The last ‘Intel-only’ PC maker, Dell, has finally given in to sustained consumer pressure and announced that it will use AMD processors in its high-end servers.
Dell, the world’s leading PC vendor, has been Intel’s closest ally and, despite market pressure in recent years has refused to use AMD’s ground-breaking 64bit processors. The decision to finally implement AMD’s Opteron server processors is seen as a victory for AMD.
Dell attributed its U-turn to mounting customer pressure, but argued that the limited use of AMD in one server segment would not impact on its relationship with Intel.
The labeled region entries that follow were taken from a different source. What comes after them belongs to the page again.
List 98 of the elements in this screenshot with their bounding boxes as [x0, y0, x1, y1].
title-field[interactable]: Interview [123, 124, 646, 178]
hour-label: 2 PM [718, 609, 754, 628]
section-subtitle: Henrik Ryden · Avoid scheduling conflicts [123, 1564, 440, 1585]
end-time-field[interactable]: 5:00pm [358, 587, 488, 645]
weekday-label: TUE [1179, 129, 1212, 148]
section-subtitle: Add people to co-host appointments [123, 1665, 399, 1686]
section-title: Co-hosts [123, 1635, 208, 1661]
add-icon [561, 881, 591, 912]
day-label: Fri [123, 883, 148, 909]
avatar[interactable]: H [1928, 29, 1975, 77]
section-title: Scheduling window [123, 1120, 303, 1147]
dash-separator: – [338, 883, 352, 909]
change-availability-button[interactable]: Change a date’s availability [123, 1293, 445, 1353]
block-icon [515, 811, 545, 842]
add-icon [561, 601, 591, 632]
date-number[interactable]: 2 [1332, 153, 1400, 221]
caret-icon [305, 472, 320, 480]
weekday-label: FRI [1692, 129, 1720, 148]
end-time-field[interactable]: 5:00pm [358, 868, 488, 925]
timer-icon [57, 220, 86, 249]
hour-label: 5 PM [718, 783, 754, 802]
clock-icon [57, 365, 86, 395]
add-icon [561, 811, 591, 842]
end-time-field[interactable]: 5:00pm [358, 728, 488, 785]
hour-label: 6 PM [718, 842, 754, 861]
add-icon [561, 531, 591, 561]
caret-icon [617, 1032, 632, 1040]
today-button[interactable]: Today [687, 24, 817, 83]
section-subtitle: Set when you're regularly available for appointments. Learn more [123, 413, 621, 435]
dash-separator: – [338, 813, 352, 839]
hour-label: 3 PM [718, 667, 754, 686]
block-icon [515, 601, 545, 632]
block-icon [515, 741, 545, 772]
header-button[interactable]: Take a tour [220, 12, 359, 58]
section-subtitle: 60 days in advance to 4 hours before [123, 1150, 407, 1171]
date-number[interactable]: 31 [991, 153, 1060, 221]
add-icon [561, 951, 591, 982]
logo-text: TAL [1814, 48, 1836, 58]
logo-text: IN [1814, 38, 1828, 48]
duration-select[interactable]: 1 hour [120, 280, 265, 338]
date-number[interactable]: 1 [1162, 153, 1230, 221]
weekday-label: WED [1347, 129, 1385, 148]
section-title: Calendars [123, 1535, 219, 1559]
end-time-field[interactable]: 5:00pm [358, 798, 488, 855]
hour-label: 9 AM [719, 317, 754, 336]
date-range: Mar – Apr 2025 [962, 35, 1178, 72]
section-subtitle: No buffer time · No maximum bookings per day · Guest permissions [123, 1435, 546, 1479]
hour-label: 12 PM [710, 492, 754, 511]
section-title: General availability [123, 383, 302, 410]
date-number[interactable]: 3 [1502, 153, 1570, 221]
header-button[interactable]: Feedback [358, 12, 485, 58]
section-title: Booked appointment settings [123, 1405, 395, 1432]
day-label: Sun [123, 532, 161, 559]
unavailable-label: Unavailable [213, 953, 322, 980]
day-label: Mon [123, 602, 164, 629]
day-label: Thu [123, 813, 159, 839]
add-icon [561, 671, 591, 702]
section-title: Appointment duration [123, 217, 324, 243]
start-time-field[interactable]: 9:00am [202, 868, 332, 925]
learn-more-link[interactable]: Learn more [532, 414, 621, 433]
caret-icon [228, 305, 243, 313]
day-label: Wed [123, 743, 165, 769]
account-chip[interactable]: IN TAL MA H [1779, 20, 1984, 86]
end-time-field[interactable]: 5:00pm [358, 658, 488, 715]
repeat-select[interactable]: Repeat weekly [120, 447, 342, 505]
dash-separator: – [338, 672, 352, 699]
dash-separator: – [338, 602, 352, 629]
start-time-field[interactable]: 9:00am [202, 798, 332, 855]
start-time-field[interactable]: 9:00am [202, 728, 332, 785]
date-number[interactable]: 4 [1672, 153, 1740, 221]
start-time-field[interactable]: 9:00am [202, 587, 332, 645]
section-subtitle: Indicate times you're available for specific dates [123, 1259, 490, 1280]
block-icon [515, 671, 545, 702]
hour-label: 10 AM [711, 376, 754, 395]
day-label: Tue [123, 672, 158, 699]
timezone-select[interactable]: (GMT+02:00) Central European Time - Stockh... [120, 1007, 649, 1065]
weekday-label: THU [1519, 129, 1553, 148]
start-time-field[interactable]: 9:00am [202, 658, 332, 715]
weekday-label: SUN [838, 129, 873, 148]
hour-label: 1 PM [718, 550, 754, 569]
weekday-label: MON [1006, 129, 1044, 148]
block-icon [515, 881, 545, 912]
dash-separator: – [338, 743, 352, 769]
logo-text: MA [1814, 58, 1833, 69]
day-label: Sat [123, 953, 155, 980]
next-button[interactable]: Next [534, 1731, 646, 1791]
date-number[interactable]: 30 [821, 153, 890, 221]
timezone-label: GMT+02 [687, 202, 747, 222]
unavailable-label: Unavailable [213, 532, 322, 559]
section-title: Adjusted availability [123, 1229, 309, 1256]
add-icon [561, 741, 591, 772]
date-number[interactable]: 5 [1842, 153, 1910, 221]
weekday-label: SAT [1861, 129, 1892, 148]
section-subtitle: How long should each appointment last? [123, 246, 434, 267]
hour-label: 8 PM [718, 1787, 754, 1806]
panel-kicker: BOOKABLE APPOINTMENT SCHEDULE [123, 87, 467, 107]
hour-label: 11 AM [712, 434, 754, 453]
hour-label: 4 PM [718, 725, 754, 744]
To that end, Dell has played down the dropping of its ‘Intel-only’ policy, mentioning the AMD alliance only in the release of its recent financial results.
Speaking about the decision, Dell founder Michael Dell was careful not to ruffle any feathers.
“We’re going to bring the best technology to the market,” he claimed. “If you look at the history of our company, we have asserted a position of delivering great value and service to our customers for the past 22 years.”
Referring to the success of AMD in high-end server markets, he added: “There was clear acceptance [of AMD solutions]. AMD was very successful.”
Kevin Rollins, chief executive of Dell, said: “It’s a fairly small category in terms of units. We will still be launching a broad line of Intel products. We think we’ve got a winning combination of bringing great technology to all customers.”
Marty Seyer, AMD senior vice-president, commercial business, was less hesitant about the alliance. “We welcome Dell, and Dell customers, to the world of AMD64,” he said. “We’re pleased to see that it is listening to its customers and providing them with the choice of innovative AMD products. We look forward to working closely with Dell in bringing the benefits of our leadership in performance-per-watt solutions to its customers.”
AMD has rapidly become a contender in the server space, thanks to its Opteron 64bit processor. During the first quarter of this year, the company increased its share of the x86 server market to 22.1 per cent, up from 16.4 per cent in Q4 2005, according to Mercury Research.
On the stock markets, Dell’s share rose 3.4 per cent on the news of a deal with AMD, while AMD’s shares jumped more than 13 per cent. Intel’s shares dropped five per cent.